A3: Separate modeling threads can be used to explore alternative models (i.e. run Model 2 and then run Model 1 to see if the results are consistent and therefore there should be higher confidence in the predicted outcomes), explore alternative values for input variables and adjustable parameters, and use different input data.

Q4: Can I point another analyst to a result from my own work?

A4: Yes. In the message board, any message may include the URL of any page in the MINT interface. Simply cut and paste the URL of that page that contains the result or step that you want another analyst to see.

Q5: Can I run more than one model within a single modeling thread?

A5: This may come up when the output from a model may be needed as input to another model.
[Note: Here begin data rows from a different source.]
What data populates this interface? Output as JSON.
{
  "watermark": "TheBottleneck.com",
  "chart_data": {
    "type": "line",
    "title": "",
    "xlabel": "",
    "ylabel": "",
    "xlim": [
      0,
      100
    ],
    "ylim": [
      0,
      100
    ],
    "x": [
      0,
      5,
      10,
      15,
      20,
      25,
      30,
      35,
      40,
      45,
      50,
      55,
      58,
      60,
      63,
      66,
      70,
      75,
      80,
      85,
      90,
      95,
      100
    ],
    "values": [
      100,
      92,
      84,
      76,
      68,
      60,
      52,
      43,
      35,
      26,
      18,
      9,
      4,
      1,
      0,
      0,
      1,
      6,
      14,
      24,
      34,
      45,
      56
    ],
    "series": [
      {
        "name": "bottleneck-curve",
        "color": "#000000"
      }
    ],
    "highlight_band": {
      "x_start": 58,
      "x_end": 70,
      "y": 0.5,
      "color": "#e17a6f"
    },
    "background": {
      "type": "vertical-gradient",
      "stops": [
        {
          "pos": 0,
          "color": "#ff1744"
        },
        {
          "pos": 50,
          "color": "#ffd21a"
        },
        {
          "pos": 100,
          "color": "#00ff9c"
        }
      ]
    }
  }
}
For example, modeling effective crop production using an economic model requires understanding how a crop responds to changes in fertilizer rates using an agriculture model. In some cases, each model may be run by a different analyst, but the analysts may need to coordinate the parameters and input variables for both models to be consistent. In MINT, each model would be part of a different modeling task or thread, and the analysts would need to communicate with one another through the message board. For example, an analyst can start a modeling thread and send the URL of that thread via the message board to another analyst asking them to do the modeling. The second analyst can share the results through a URL in a message.

Q6: Do I need to upload data to MINT?

A6: No. MINT already contains many relevant datasets for the regions of interest. In the future, MINT will include capabilities for data specialists to add new data sources.

Q7: Do I need to add new models in MINT?

A7: No. MINT is pre-populated with models for the regions of interest. In the future, MINT will include capabilities for modeling experts to add new models.